Charles le tomó las manos, y las sintió frías al tacto. Las llevó hasta sus labios para besarlas, dándoles calor.
—Estás conmigo… —susurró, tratando de tranquilizarla—. No dejaré que te ocurra nada malo.
—Totó me confesó que el día que asesinaron a mi madre llovía como nunca antes había visto. Creo que es por eso por lo que me siento morir. A veces los niños, aun siendo bebés, graban en su memoria las escenas más importantes de su vida.
—Pero tú ya eres mayor —le recordó él con ironía—. Y no deberías pensar en esas cosas.
En aquel momento dejó de llover. La joven se sintió más tranquila al darse cuenta de que era una estupidez sentir miedo de algo tan ridículo. Para aquietar el interés que el caballero d’Éon sentía hacia ella, gesto que nunca estaba de más, simuló una sonrisa que evidenciaba su total restablecimiento. Como recompensa a su dedicación, contestó la pregunta que había quedado en el aire.
—No hay blasfemia, como tú crees —le dijo con suavidad—. Lo que estás viendo es el resultado final del proceso, el futuro de la humanidad.

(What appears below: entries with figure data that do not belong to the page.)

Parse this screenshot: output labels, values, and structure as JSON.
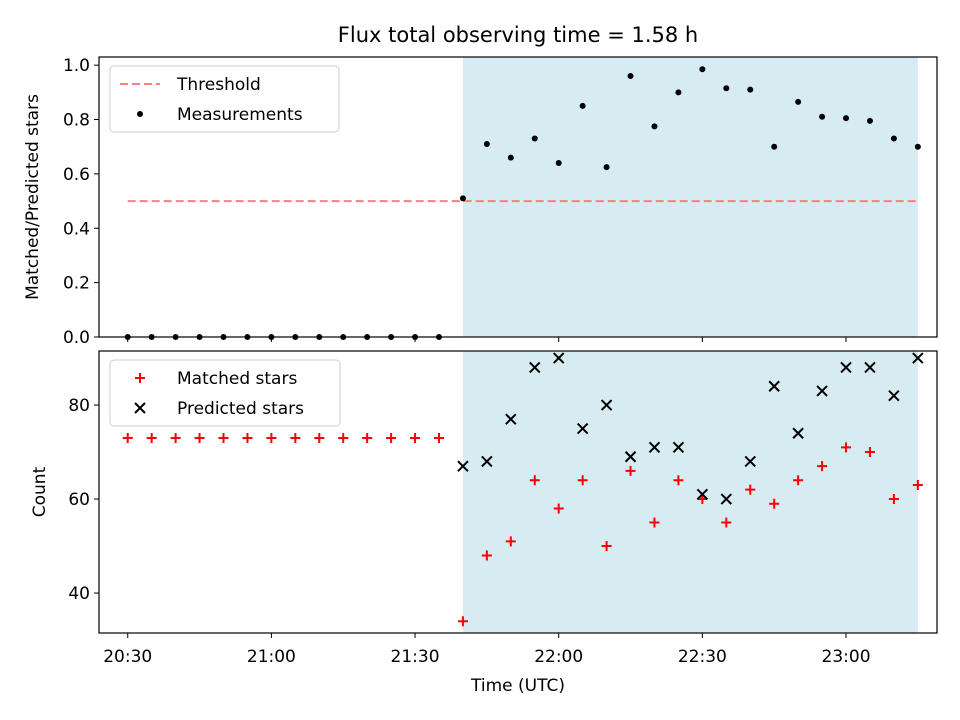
{
  "chart_data": [
    {
      "type": "scatter",
      "title": "Flux total observing time = 1.58 h",
      "xlabel": "",
      "ylabel": "Matched/Predicted stars",
      "ylim": [
        0,
        1.03
      ],
      "yticks": [
        "0.0",
        "0.2",
        "0.4",
        "0.6",
        "0.8",
        "1.0"
      ],
      "x_range": [
        "20:24",
        "23:19"
      ],
      "shaded_range": [
        "21:40",
        "23:15"
      ],
      "series": [
        {
          "name": "Threshold",
          "style": "dashed-line",
          "color": "#ff7f7f",
          "x": [
            "20:30",
            "23:15"
          ],
          "values": [
            0.5,
            0.5
          ]
        },
        {
          "name": "Measurements",
          "style": "dot",
          "color": "#000000",
          "x": [
            "20:30",
            "20:35",
            "20:40",
            "20:45",
            "20:50",
            "20:55",
            "21:00",
            "21:05",
            "21:10",
            "21:15",
            "21:20",
            "21:25",
            "21:30",
            "21:35",
            "21:40",
            "21:45",
            "21:50",
            "21:55",
            "22:00",
            "22:05",
            "22:10",
            "22:15",
            "22:20",
            "22:25",
            "22:30",
            "22:35",
            "22:40",
            "22:45",
            "22:50",
            "22:55",
            "23:00",
            "23:05",
            "23:10",
            "23:15"
          ],
          "values": [
            0,
            0,
            0,
            0,
            0,
            0,
            0,
            0,
            0,
            0,
            0,
            0,
            0,
            0,
            0.51,
            0.71,
            0.66,
            0.73,
            0.64,
            0.85,
            0.625,
            0.96,
            0.775,
            0.9,
            0.985,
            0.915,
            0.91,
            0.7,
            0.865,
            0.81,
            0.805,
            0.795,
            0.73,
            0.7
          ]
        }
      ]
    },
    {
      "type": "scatter",
      "title": "",
      "xlabel": "Time (UTC)",
      "ylabel": "Count",
      "ylim": [
        31.5,
        91.5
      ],
      "yticks": [
        "40",
        "60",
        "80"
      ],
      "xticks": [
        "20:30",
        "21:00",
        "21:30",
        "22:00",
        "22:30",
        "23:00"
      ],
      "x_range": [
        "20:24",
        "23:19"
      ],
      "shaded_range": [
        "21:40",
        "23:15"
      ],
      "series": [
        {
          "name": "Matched stars",
          "marker": "+",
          "color": "#ff0000",
          "x": [
            "20:30",
            "20:35",
            "20:40",
            "20:45",
            "20:50",
            "20:55",
            "21:00",
            "21:05",
            "21:10",
            "21:15",
            "21:20",
            "21:25",
            "21:30",
            "21:35",
            "21:40",
            "21:45",
            "21:50",
            "21:55",
            "22:00",
            "22:05",
            "22:10",
            "22:15",
            "22:20",
            "22:25",
            "22:30",
            "22:35",
            "22:40",
            "22:45",
            "22:50",
            "22:55",
            "23:00",
            "23:05",
            "23:10",
            "23:15"
          ],
          "values": [
            73,
            73,
            73,
            73,
            73,
            73,
            73,
            73,
            73,
            73,
            73,
            73,
            73,
            73,
            34,
            48,
            51,
            64,
            58,
            64,
            50,
            66,
            55,
            64,
            60,
            55,
            62,
            59,
            64,
            67,
            71,
            70,
            60,
            63
          ]
        },
        {
          "name": "Predicted stars",
          "marker": "x",
          "color": "#000000",
          "x": [
            "21:40",
            "21:45",
            "21:50",
            "21:55",
            "22:00",
            "22:05",
            "22:10",
            "22:15",
            "22:20",
            "22:25",
            "22:30",
            "22:35",
            "22:40",
            "22:45",
            "22:50",
            "22:55",
            "23:00",
            "23:05",
            "23:10",
            "23:15"
          ],
          "values": [
            67,
            68,
            77,
            88,
            90,
            75,
            80,
            69,
            71,
            71,
            61,
            60,
            68,
            84,
            74,
            83,
            88,
            88,
            82,
            90
          ]
        }
      ]
    }
  ],
  "colors": {
    "shade": "#add8e6",
    "axes": "#000000"
  }
}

—Podrías hablar más claro si quisieras. Pero al igual que a Saint-Germain, te gusta hacerlo utilizando claves filosóficas de insoluble comprensión.
—Eso es porque yo miro con el corazón donde tú solo observas con los ojos y la mente… —Cogió la gavilla de papeles sueltos, sacudiéndola frente a sus narices— ¡aquí, ante nosotros, está el misterio mejor guardado de la historia del hombre, y no eres capaz de ver la verdad! ¿Acaso no has contado los grabados que van desde la segunda cópula hasta el que representa la imagen de Cristo?

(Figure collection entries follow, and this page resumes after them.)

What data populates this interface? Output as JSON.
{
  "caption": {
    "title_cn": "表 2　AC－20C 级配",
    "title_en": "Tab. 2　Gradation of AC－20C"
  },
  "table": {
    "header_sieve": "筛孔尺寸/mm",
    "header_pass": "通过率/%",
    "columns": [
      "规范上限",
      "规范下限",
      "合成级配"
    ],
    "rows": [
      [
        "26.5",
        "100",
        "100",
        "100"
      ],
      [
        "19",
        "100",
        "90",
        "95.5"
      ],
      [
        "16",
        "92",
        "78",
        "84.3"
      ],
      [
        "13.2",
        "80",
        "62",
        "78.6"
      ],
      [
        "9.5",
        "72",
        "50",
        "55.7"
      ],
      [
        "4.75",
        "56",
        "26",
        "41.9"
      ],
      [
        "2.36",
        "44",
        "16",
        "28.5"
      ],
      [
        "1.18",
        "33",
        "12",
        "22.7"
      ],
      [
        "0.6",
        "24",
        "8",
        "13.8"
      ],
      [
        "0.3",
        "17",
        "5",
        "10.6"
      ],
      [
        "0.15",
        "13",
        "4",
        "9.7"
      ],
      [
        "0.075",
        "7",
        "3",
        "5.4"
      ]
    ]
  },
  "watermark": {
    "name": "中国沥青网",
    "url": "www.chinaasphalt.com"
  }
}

Muy perplejo, Charles le arrebató los pergaminos, comprendiendo que había pasado por alto un detalle de suma importancia. Volvió a mirarlos de nuevo, contándolos a su vez. Eran nueve. No se trataba de un número cabalístico usual, y apenas se utilizaba en la magia. Y sin embargo… ¡tan importante en la vida de una mujer!
Entonces lo vio todo claro, como si le hubieran quitado una venda negra bien ceñida alrededor de sus ojos. Lamentando mentalmente su estupidez, cayó en la cuenta de que nueve eran los meses que necesitaba una madre para gestar y traer al mundo a su hijo. En este caso, a un niño de naturaleza divina.